Dramatic rescue accounts fromIsrael’s rescue delegation inTurkey's catastrophic earthquake scene
Unit commander Brig. Gen. (res.) Golan Vach, who returned to Israel with his delegation at the beginning of the week (the Foreign Ministry denied the rumor that the Hatzolah rescue delegation left due to an imminent security threat), told Mishpacha that this was one of the most difficult and complex rescue missions he’s ever experienced. And he’s no stranger to destruction — this is the eighth mission he’s taken part in, some of them as commander.
“I’ve been on a lot of missions, but I’ve never experienced what we saw here the last few days,” he said. “We were assigned a certain zone and had to comb through it, although no one believed that anyone could still be alive underneath all those collapsed structures.”
Vach was part of the delegation that went to Brazil after that country’s dam disaster in January 2019, when the dam released a massive mudflow that advanced downstream, sweeping away houses, farms, inns, and roads. He was on the scene that same year in the aftermath of the 2019 earthquake in Albania, and remembers that, “One of the most difficult experiences I took part in was the devastating earthquake in Haiti in 2010, which took over 200,000 lives.” He was also part of the rescue mission to the building collapse in Surfside, Florida in the summer of 2021. There, 98 bodies were extracted from the rubble, among them 32 Jewish men, women, and children, which the mission helped bring to kever Yisrael.
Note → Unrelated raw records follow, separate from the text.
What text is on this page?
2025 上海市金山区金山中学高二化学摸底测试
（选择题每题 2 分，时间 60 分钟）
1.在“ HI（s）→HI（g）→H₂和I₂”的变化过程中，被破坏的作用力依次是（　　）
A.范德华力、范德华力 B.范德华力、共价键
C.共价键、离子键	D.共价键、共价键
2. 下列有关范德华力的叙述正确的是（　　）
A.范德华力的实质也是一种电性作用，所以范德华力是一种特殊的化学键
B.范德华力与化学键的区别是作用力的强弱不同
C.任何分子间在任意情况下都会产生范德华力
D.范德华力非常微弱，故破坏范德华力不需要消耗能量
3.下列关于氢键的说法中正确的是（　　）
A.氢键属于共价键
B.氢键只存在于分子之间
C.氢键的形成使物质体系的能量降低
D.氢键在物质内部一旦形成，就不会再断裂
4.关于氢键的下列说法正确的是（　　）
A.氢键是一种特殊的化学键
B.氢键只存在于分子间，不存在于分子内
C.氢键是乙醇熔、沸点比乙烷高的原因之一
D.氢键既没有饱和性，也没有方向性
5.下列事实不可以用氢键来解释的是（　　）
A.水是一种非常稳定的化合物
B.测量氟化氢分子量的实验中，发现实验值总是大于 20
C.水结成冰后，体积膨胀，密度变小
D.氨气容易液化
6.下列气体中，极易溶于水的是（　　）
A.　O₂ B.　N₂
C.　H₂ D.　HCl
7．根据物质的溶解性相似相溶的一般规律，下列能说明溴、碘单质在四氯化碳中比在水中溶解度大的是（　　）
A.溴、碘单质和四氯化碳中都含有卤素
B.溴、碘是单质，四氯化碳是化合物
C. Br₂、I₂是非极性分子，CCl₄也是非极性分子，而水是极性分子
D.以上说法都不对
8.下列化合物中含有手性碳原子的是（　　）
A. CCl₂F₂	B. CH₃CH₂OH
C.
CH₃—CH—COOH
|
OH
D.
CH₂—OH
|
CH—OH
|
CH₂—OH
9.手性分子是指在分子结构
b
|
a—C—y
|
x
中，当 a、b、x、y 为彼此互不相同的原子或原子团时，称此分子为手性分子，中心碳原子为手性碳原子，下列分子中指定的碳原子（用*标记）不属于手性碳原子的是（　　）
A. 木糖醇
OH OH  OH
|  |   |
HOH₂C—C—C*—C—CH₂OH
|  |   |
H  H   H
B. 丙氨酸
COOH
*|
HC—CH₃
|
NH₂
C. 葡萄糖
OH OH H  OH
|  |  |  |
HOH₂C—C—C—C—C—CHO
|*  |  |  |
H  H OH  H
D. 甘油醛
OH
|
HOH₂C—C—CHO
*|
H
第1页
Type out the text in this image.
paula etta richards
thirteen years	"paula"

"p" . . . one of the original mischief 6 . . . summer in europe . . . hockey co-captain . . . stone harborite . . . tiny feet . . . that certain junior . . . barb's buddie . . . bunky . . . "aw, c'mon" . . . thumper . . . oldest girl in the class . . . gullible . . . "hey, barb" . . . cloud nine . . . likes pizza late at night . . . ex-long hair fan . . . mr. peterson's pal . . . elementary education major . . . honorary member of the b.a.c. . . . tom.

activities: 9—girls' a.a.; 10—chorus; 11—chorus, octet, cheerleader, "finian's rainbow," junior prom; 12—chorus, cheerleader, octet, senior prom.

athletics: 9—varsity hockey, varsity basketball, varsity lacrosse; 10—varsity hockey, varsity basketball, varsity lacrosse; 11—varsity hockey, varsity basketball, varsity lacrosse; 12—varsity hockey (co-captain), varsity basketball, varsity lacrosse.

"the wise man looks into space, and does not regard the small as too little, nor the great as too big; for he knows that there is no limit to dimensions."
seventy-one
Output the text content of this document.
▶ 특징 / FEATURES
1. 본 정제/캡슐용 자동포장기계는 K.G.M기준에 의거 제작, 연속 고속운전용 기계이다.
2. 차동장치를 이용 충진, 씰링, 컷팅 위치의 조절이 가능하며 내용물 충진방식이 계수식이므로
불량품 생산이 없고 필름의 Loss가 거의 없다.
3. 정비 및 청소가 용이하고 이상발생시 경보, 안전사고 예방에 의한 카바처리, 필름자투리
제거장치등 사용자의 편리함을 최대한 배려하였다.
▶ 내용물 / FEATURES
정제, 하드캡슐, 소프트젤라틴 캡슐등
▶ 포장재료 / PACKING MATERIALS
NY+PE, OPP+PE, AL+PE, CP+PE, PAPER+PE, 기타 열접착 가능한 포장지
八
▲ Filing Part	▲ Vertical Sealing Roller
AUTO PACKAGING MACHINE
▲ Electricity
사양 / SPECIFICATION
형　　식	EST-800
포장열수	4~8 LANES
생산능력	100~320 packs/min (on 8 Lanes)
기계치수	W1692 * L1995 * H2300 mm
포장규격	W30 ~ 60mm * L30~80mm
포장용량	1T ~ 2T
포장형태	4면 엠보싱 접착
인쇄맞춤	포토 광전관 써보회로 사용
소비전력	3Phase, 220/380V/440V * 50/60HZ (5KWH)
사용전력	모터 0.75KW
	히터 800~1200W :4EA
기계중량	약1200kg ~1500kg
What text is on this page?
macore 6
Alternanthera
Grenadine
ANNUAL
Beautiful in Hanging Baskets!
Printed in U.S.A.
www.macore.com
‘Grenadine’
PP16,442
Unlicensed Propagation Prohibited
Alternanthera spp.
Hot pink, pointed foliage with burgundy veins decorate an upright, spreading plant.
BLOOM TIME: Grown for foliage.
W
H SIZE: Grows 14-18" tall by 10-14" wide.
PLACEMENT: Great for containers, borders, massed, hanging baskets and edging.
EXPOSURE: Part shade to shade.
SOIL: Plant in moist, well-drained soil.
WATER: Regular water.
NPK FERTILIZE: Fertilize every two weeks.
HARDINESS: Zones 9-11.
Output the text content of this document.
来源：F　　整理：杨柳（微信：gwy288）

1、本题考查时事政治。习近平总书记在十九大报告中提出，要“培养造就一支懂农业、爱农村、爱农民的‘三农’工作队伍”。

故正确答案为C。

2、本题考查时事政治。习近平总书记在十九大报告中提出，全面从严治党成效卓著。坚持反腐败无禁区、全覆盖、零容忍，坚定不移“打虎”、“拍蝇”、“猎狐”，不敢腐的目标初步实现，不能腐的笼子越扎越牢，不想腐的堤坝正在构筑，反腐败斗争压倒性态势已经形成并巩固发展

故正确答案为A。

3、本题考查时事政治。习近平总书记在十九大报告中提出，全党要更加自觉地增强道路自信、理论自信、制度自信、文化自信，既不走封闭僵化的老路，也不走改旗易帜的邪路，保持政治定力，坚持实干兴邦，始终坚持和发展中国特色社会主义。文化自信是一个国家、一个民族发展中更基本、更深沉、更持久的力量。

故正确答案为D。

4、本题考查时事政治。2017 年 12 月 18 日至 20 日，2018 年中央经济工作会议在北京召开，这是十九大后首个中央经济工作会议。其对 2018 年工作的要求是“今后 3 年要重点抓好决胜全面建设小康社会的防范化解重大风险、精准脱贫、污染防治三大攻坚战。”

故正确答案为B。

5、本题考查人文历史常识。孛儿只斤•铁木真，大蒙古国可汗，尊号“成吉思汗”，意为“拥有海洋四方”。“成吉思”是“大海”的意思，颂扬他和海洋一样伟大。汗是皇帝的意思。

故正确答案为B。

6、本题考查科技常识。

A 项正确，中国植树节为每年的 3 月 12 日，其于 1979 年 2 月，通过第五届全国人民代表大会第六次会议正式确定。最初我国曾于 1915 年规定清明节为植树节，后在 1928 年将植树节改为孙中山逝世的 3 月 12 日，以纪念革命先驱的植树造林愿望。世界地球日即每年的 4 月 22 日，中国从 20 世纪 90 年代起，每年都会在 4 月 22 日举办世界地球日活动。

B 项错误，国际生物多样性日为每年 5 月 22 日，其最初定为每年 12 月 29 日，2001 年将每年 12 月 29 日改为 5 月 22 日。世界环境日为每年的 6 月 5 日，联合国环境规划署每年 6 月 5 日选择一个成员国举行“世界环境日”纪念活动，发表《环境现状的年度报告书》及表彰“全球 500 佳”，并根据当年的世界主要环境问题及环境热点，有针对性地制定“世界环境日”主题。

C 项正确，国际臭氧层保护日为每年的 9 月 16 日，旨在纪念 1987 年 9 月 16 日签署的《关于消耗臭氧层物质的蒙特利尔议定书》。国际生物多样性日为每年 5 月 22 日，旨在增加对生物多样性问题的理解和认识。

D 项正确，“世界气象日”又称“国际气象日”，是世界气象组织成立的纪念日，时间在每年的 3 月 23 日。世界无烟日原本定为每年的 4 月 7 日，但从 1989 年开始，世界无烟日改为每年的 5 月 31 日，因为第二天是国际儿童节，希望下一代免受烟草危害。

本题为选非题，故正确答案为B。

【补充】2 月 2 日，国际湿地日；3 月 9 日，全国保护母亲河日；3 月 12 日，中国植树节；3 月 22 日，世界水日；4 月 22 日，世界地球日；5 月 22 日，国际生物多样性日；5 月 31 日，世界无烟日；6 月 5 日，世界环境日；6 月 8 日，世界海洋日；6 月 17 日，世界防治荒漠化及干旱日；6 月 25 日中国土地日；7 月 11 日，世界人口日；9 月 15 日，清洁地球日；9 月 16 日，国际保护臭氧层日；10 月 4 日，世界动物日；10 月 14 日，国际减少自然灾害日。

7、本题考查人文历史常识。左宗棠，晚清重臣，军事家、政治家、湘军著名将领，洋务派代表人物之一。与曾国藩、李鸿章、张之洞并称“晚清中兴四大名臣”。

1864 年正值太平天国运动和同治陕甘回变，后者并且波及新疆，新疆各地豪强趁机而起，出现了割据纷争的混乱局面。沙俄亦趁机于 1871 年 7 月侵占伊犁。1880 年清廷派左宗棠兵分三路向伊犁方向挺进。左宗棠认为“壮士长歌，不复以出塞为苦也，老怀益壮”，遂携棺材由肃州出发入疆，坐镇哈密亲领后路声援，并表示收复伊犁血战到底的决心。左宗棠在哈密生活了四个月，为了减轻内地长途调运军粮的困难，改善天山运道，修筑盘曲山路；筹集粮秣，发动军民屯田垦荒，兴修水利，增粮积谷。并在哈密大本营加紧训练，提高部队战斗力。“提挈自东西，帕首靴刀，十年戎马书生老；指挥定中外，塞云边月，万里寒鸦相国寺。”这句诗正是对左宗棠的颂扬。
Yet despite all that, Vach said the Turkey disaster is different from anything he’s seen to date: “It was a very difficult experience; it was a very complex mission. We were the only delegation that managed to extract so many people alive. As soon as we arrived, we realized that this wouldn’t be like anything we’d seen before. First of all, everything was dark. There was no electricity and not a drop of light. There wasn’t really a city left. There isn’t a single street in the city that wasn’t damaged and not even an alley you can walk or drive down.